Is Mitchell emulating grandfather?

January 14, 2002|By Joseph R. L. Sterne

IT'S A LONG, long downhill from the titanic struggle for passage of the great civil rights laws of the 1960s to the current cat fight over the redistricting of a state Senate seat in Baltimore.

But key participants in both battles were and are named Clarence Mitchell, and therein lies a tale.

The first was the late Clarence Mitchell Jr., chief lobbyist of the NAACP and the so-called "101st Senator" because of his deep involvement in legislation that guaranteed the ballot and opened places of public accommodation to African-Americans 40 years ago. Baltimore's courthouse is named after him.

The second is his grandson, Clarence Mitchell IV, who is threatening to leave the Democratic Party in a desperate effort to save his seat in Annapolis from the payback redistricting plans of Gov. Parris N. Glendening. Maryland's also-ran Republican Party would eagerly welcome him.

Big stakes in the 20th century. Small stakes in the 21st. Democratic leaders who rule by divine right in this one-party state are aghast at "C-4's" audacity. Senate President Mike Miller, who needs to brush up on his history, has lectured the state senator that the Mitchell family over the years has been "too progressive for the Republican Party."

"I told him to put his head down, buckle his armor and do what he thinks his grandfather would want him to do," Mr. Miller declaimed.

Well, just what would Grandfather Mitchell want his namesake grandson to do? Denton L. Watson, author of an 846-page biography of Clarence Jr., insists that "C-4" is acting in the tradition of his granddad.

"He is being very practical," says Mr. Watson, a former editorial writer for The Sun. "If Clarence [the elder] felt shortchanged by one political party, he would move to another. He was not wedded to either party."

The future NAACP leader showed his independence early in his career. In 1932, just out of college and back in Baltimore, he declared himself a Democrat at a time when the overwhelming majority of black Americans were still wedded to the "Party of Lincoln."

"This was the equivalent of a traitorous act," he told an interviewer many years later. "There was a general feeling that anybody who wasn't a Republican was somehow or other a kind of questionable character."

The older Mitchell's actions foreshadowed the GOP's enduring loss during the New Deal of traditional black support. In a chat with historian Nancy J. Weiss, Mr. Mitchell said he had been disappointed by Franklin D. Roosevelt's inaction on many racial issues.

"But when you start from a position of zero, even if you move up a point or two on a scale of 12, it looks like a big improvement," he said.

Clarence Jr. remained a Democrat when he went to work for the Federal Employment Practices Commission in 1941 and later when he joined the NAACP staff in 1946. It was not until 1950, after being named to the crucial post of director of the NAACP's Washington office, that he identified himself as an independent - and remained so to the end of his life.

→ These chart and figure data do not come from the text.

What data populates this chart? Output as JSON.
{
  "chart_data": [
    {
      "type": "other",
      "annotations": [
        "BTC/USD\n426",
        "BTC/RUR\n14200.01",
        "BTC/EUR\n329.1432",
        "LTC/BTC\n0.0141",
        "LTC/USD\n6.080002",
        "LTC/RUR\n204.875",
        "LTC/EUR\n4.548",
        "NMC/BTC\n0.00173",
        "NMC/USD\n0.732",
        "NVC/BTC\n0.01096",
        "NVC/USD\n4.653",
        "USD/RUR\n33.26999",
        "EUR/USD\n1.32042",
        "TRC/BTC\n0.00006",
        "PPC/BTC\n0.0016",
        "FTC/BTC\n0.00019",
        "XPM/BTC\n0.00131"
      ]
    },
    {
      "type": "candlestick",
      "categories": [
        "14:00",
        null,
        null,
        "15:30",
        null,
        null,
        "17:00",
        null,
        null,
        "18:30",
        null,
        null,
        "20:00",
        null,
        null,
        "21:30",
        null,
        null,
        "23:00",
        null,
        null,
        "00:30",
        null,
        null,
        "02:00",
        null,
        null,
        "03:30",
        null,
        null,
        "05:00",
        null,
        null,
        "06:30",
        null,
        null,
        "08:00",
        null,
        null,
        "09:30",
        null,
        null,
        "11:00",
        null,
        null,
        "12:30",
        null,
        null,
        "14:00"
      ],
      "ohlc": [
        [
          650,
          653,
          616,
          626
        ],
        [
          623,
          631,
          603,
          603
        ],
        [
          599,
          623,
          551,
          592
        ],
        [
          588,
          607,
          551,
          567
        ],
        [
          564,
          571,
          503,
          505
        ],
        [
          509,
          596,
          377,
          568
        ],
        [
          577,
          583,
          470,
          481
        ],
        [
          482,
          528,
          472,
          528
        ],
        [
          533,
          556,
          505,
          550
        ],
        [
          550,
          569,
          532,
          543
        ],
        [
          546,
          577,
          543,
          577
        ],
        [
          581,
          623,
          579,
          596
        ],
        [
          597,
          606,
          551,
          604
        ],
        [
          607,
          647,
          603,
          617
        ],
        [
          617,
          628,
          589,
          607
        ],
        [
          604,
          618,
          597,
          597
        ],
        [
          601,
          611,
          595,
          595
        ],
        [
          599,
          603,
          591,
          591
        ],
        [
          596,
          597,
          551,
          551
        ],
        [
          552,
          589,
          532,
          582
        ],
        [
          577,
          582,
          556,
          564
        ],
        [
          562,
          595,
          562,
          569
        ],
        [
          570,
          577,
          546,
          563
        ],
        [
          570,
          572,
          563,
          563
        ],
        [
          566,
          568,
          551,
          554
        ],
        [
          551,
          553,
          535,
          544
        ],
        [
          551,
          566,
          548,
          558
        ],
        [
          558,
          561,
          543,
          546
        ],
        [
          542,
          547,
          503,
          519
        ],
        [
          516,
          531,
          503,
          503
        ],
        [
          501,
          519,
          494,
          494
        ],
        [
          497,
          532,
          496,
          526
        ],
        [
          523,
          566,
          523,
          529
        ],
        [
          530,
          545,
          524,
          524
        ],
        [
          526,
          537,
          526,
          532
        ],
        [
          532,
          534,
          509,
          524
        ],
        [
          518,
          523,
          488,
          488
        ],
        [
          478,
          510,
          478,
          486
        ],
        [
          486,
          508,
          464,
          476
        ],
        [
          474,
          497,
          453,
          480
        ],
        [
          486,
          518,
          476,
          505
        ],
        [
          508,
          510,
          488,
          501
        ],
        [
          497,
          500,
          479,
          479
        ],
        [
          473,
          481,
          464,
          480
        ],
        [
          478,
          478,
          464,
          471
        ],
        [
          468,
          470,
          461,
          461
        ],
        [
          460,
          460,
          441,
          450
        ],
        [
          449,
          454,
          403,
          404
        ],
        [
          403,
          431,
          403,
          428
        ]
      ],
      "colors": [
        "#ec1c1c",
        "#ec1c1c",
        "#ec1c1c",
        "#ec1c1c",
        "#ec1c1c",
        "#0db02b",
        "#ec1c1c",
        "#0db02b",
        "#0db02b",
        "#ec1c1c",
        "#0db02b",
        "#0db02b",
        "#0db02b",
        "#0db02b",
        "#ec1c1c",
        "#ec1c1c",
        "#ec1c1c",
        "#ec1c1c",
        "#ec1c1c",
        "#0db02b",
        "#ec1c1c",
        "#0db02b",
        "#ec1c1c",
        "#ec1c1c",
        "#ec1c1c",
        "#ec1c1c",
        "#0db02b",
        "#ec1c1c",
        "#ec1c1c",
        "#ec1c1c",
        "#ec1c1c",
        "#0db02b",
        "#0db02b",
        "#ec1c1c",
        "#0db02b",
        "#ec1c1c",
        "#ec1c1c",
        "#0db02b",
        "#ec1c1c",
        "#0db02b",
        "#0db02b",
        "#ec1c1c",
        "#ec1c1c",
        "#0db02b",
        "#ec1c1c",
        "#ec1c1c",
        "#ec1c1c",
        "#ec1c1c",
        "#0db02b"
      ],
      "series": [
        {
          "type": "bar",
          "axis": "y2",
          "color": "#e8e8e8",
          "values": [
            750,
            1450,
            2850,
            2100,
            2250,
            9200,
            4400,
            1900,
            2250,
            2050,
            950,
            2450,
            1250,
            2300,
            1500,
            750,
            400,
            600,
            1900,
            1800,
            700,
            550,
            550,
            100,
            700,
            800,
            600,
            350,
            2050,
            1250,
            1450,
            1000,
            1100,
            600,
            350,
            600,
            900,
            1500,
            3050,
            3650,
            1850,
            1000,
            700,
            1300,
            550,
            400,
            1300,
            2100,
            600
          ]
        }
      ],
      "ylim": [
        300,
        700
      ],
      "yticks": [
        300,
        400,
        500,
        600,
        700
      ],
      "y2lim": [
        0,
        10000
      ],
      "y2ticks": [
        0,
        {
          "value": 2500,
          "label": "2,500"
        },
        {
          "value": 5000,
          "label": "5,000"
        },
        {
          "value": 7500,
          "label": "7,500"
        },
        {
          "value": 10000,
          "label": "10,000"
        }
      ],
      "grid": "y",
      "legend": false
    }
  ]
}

He considered this stance essential if he hoped to win GOP support in the long battle against racial discrimination. According to biographer Watson, his ability to befriend Republicans was not only "the secret of his success" in Senate battles but also the basis for the widely held belief that Mitchell was a closet Republican.

During the Eisenhower administration, Mitchell found he could cooperate with Sen. William Knowland, the conservative Californian who was Senate GOP leader, in pushing the modest 1957 civil rights bill to passage. He also developed productive friendships with then-Vice President Richard Nixon and Attorney General Herbert Brownell.

In the 1960s, as the drive for civil rights reached its climax, Mitchell was a comrade in arms with such liberal East Coast Republicans as Jacob Javits, Clifford Case, Kenneth Keating and Hugh Scott. But he knew he needed more votes - the votes of conservative Midwestern Republicans - to break a filibuster led by Southern Democrats. Among the lawmakers Mitchell successfully courted were Gerald Ford (later president), Donald Rumsfeld (current defense secretary) and William McCulloch (then the ranking Republican on the House Judiciary Committee).

Obviously, there is no comparison between Grandfather Mitchell's immense service to his country and Grandson Mitchell's self-serving antics to preserve his position in Annapolis. But Democrats, at their peril, should not take for granted the allegiance of African-Americans in general or the Mitchell family in particular. They have only to ponder what happened long ago to the Republicans.

Joseph R. L. Sterne, a senior fellow at the Johns Hopkins Institute for Policy Studies, was an editorial page editor of The Sun.